I find it ironic, almost tragic, that leaders who once criticized previous administrations for opacity now bristle at the same demands for transparency. Power, it seems, is a shape-shifter. It changes the voice. It shortens the fuse.
The FFK episode was widely condemned because it revealed arrogance. The Otti episode deserves equal scrutiny for revealing intolerance of scrutiny. If we condemned one in 2020, we cannot romanticize the other in 2026.
I am not unaware that governance is difficult. I know critics can be unfair. I know opposition media can needle and provoke. But the antidote to provocation is proof. The cure for doubt is data. The answer to skepticism is statistics.

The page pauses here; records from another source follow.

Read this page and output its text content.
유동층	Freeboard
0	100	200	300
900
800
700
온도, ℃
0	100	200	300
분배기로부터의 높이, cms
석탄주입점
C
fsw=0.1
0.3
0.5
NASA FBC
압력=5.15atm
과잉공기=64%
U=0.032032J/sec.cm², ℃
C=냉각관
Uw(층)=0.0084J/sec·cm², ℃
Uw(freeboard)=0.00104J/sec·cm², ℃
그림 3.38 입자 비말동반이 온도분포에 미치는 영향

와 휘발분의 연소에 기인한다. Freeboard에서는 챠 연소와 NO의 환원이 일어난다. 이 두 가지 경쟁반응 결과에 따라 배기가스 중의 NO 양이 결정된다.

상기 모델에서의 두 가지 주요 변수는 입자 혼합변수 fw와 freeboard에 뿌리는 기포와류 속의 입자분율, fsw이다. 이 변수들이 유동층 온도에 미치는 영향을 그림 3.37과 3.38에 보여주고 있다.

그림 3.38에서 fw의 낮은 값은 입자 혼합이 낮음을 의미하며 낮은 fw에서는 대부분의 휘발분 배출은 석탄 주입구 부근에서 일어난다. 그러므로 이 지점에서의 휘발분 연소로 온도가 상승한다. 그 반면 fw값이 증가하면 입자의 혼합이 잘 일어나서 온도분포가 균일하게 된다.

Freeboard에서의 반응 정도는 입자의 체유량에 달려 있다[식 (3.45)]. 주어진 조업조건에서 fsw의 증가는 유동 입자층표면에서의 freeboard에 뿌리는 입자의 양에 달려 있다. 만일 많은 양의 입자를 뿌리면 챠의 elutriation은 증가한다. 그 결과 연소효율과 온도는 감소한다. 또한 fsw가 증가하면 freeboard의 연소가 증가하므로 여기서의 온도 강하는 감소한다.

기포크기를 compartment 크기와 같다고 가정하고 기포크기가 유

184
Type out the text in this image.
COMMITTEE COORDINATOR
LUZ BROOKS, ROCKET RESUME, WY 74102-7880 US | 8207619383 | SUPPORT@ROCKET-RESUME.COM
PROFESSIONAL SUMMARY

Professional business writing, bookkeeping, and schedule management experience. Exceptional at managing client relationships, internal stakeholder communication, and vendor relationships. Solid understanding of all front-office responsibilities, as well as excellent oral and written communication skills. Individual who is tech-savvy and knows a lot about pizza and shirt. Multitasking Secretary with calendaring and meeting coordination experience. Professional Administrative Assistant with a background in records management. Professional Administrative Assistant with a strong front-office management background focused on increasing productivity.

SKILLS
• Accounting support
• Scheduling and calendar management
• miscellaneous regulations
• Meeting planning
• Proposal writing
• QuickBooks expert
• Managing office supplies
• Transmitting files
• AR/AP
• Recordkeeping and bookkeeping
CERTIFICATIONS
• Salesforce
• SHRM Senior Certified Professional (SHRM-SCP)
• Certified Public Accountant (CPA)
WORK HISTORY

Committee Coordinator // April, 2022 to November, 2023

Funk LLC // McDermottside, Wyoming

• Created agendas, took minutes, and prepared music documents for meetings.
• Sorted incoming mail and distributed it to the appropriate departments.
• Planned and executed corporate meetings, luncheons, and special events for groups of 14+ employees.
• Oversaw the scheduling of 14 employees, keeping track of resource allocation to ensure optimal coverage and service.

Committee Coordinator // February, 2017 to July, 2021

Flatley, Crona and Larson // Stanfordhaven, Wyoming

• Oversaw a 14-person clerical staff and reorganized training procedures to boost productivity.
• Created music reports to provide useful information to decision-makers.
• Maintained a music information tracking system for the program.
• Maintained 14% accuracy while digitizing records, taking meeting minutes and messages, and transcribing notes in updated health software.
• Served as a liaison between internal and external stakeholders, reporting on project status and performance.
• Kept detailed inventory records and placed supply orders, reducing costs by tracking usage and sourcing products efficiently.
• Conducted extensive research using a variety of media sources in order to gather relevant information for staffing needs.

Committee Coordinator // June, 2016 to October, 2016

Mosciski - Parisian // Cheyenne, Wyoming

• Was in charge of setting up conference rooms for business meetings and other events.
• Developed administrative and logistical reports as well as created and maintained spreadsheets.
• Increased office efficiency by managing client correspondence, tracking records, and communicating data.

Calling a question “stupid” does not make it disappear. It only amplifies it.
And so, I say this plainly: Governor Alex Otti must apologize. Not because journalists are infallible. Not because leaders cannot be frustrated. But because public office demands emotional discipline. Because tone matters. Because humiliation is not governance.
If he truly believes in the transformation of Abia State, he should welcome scrutiny as validation. He should publish the numbers, host detailed briefings, empower his commissioners with charts and verifiable indicators. Let the data speak thunderously. That would silence critics far more effectively than scolding them.
I write this not out of malice, but out of concern for the culture we are normalizing. When leaders behave as though questioning them is an act of rebellion, they drift dangerously close to the very authoritarian instincts they once opposed.